#40 jours /#05| de famille

quinze juin

il faudrait le faire sans image mais ça paraît impossible – elles viennent par une espèce de processus magique (on aime beaucoup la magie – peu importe sa couleur, si la magie en a jamais eu d’ailleurs – ces temps-ci je suis un peu dans Zénon, après avoir été dans Hadrien – il me plaît celui-là non pas tant pour ses mœurs (les miennes restent très consensuelles sinon conventionnelles) qu’à cause de la proximité de son prénom avec le nom que je porte (après tout, sait-on pourquoi on tombe en amour ? et de qui ? quelles en sont les raisons ? en est-il seulement ?) – formellement, il me suit sur mes papiers, sur les formulaires, les questionnaires, l’administration la gestion les justifications cartes inscriptions immatriculations enregistrements matricules de tout poil. C’est là avec des numéros c’est vrai aussi mais plus de nos jours. Alors, à ce moment-là (je ne compte pas, quand on aime c’est comme ça disait Bécaud), je ne savais pas ce qu’il portait de préalable(s), c’était l’enfance – on y revient parce qu’elle ne nous quittera jamais. La maison, qui portait le prénom de ma mère et le chiffre deux, on l’avait quittée – alors quand ? Dans ces cas-là, je regarde le calendrier : c’est celui des postes, toujours, six mois d’un côté, six mois de l’autre, au milieu une image

(probablement en haut, à gauche par là) : on vécut alors chez J. (c’est le nom de famille du propriétaire auquel on louait le rez-de-chaussée de la maison située sur la rue de la Goulette qui doit aussi être un axe reliant ceci à cela – et au loin, mais pas si loin, vers le nord-ouest, la capitale). Il me semble me souvenir que le tordu du cigare (ses interventions entendues dans le poste, formidables, à Louvain, lors de l’émission qui s’appelait Océaniques – mais ici c’est le bord de mer) le tordu donc a fait sa thèse à ce sujet, cette affaire qui vous suit toute votre vie et même ensuite, lorsque vous reposerez dans un emplacement (c’est délimité en secteurs) du territoire qui se trouve au bout de l’avenue Rachel (c’est dans le 18), cette affaire-là vous suit : pour ma part, quand je l’énonce, elle me précède auprès de ceux (et celles soyons justes) qui y pressentent des présupposés : c’est clair, hein.

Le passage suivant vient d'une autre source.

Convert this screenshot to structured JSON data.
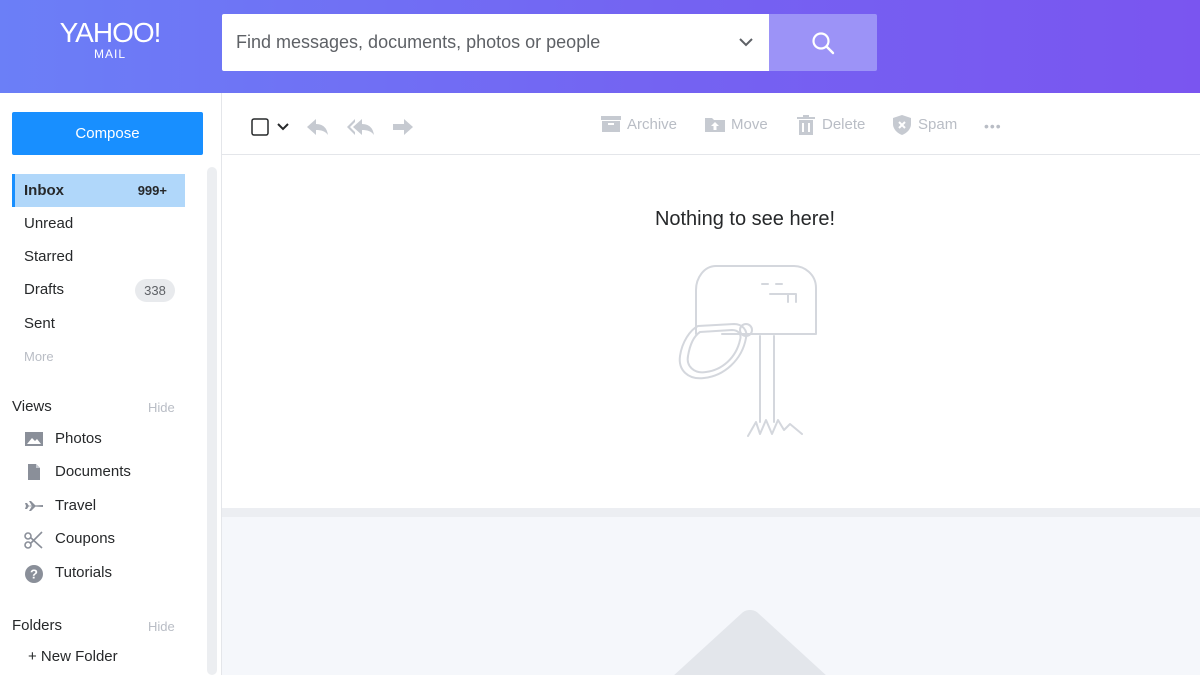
{
  "header": {
    "logo_main": "YAHOO!",
    "logo_sub": "MAIL",
    "search_placeholder": "Find messages, documents, photos or people"
  },
  "sidebar": {
    "compose_label": "Compose",
    "nav": [
      {
        "label": "Inbox",
        "badge": "999+"
      },
      {
        "label": "Unread"
      },
      {
        "label": "Starred"
      },
      {
        "label": "Drafts",
        "badge": "338"
      },
      {
        "label": "Sent"
      }
    ],
    "more_label": "More",
    "views_title": "Views",
    "views_hide": "Hide",
    "views": [
      {
        "label": "Photos",
        "icon": "photo-icon"
      },
      {
        "label": "Documents",
        "icon": "document-icon"
      },
      {
        "label": "Travel",
        "icon": "plane-icon"
      },
      {
        "label": "Coupons",
        "icon": "scissors-icon"
      },
      {
        "label": "Tutorials",
        "icon": "help-icon"
      }
    ],
    "folders_title": "Folders",
    "folders_hide": "Hide",
    "new_folder": "+ New Folder"
  },
  "toolbar": {
    "archive": "Archive",
    "move": "Move",
    "delete": "Delete",
    "spam": "Spam",
    "more": "•••"
  },
  "main": {
    "empty_message": "Nothing to see here!"
  },
  "colors": {
    "accent": "#188fff",
    "header_start": "#6b7ff7",
    "header_end": "#7a55f0",
    "selected": "#b0d7fa",
    "disabled": "#b9bdc5"
  }
}
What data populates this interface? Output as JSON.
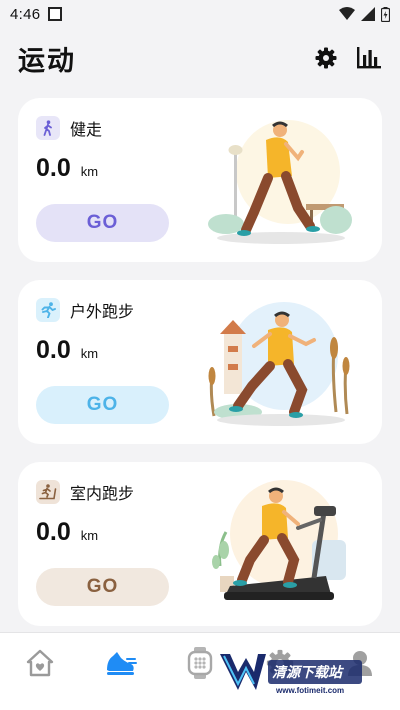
{
  "status_bar": {
    "time": "4:46"
  },
  "header": {
    "title": "运动"
  },
  "cards": [
    {
      "name": "walk",
      "label": "健走",
      "distance": "0.0",
      "unit": "km",
      "button": "GO",
      "accent": "#6b5fd6",
      "button_bg": "#e4e2f7",
      "badge_bg": "#e8e6f8"
    },
    {
      "name": "outdoor-run",
      "label": "户外跑步",
      "distance": "0.0",
      "unit": "km",
      "button": "GO",
      "accent": "#4db3e8",
      "button_bg": "#d9f0fc",
      "badge_bg": "#daf1fc"
    },
    {
      "name": "indoor-run",
      "label": "室内跑步",
      "distance": "0.0",
      "unit": "km",
      "button": "GO",
      "accent": "#8a6140",
      "button_bg": "#f1e8df",
      "badge_bg": "#efe3d8"
    }
  ],
  "bottom_nav": [
    {
      "name": "home",
      "icon": "home-icon",
      "active": false
    },
    {
      "name": "sport",
      "icon": "running-shoe-icon",
      "active": true,
      "color": "#1f8cf5"
    },
    {
      "name": "watch",
      "icon": "watch-icon",
      "active": false
    },
    {
      "name": "settings",
      "icon": "gear-icon",
      "active": false
    },
    {
      "name": "profile",
      "icon": "profile-icon",
      "active": false
    }
  ],
  "watermark": {
    "text": "清源下载站",
    "url": "www.fotimeit.com"
  }
}
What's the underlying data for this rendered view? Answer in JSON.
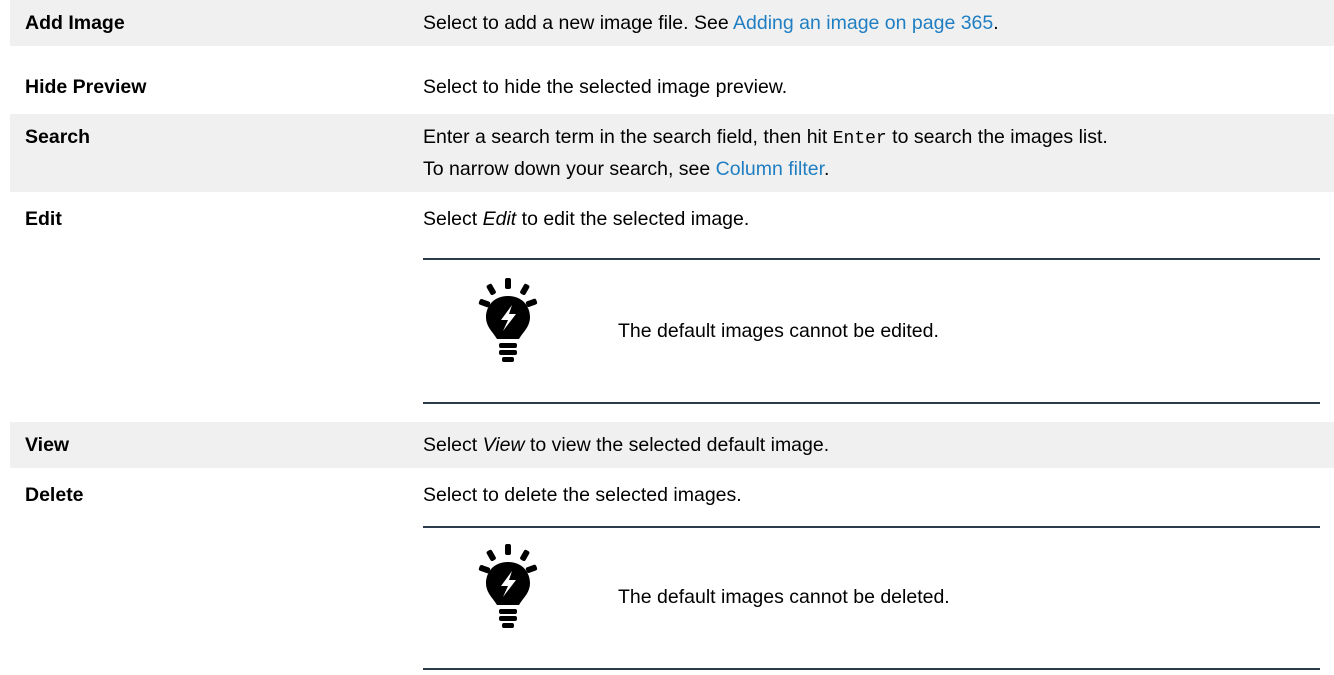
{
  "rows": [
    {
      "term": "Add Image",
      "desc_before": "Select to add a new image file. See ",
      "desc_link": "Adding an image on page 365",
      "desc_after": "."
    },
    {
      "term": "Hide Preview",
      "desc": "Select to hide the selected image preview."
    },
    {
      "term": "Search",
      "desc_before": "Enter a search term in the search field, then hit ",
      "desc_code": "Enter",
      "desc_mid": " to search the images list.",
      "desc_line2_before": "To narrow down your search, see ",
      "desc_link": "Column filter",
      "desc_after": "."
    },
    {
      "term": "Edit",
      "desc_before": "Select ",
      "desc_em": "Edit",
      "desc_after": " to edit the selected image.",
      "note": "The default images cannot be edited.",
      "note_icon": "lightbulb-tip-icon"
    },
    {
      "term": "View",
      "desc_before": "Select ",
      "desc_em": "View",
      "desc_after": " to view the selected default image."
    },
    {
      "term": "Delete",
      "desc": "Select to delete the selected images.",
      "note": "The default images cannot be deleted.",
      "note_icon": "lightbulb-tip-icon"
    }
  ],
  "colors": {
    "row_shade": "#f0f0f0",
    "link": "#1f7ec2",
    "note_rule": "#2b3a4d"
  }
}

Par exemple, l’un des grands-pères de mes enfants, y voyait une prédisposition positive aux traitements de ce qu’on nomme communément les affaires (lesquelles, d’après l’un de mes maîtres, sont ce qu’elles sont); une autre forme indique un amour immodéré pour l’économie et les attributs affriolants qu’elle tente de contrôler; encore d’ailleurs des prédispositions à se grouper en clan, club, et autres obédiences hordes et tribus que sais-je encore – tout ceci pour rappeler qu’on ne naît pas seulement, mais qu’aussi on devient (dès que j’ai lu quelques lignes écrites par cette jeune fille rangée, j’ai aimé son écriture et son style – je n’ai pas varié depuis cette dizaine de lustres – j’ai aussi beaucoup aimé (et j’aime toujours) son compagnon, mais plus dans ses œuvres autres que philosophiques). Je ne savais pas alors les sourdes qualités de mon patronyme (car c’est de lui qu’il s’agit)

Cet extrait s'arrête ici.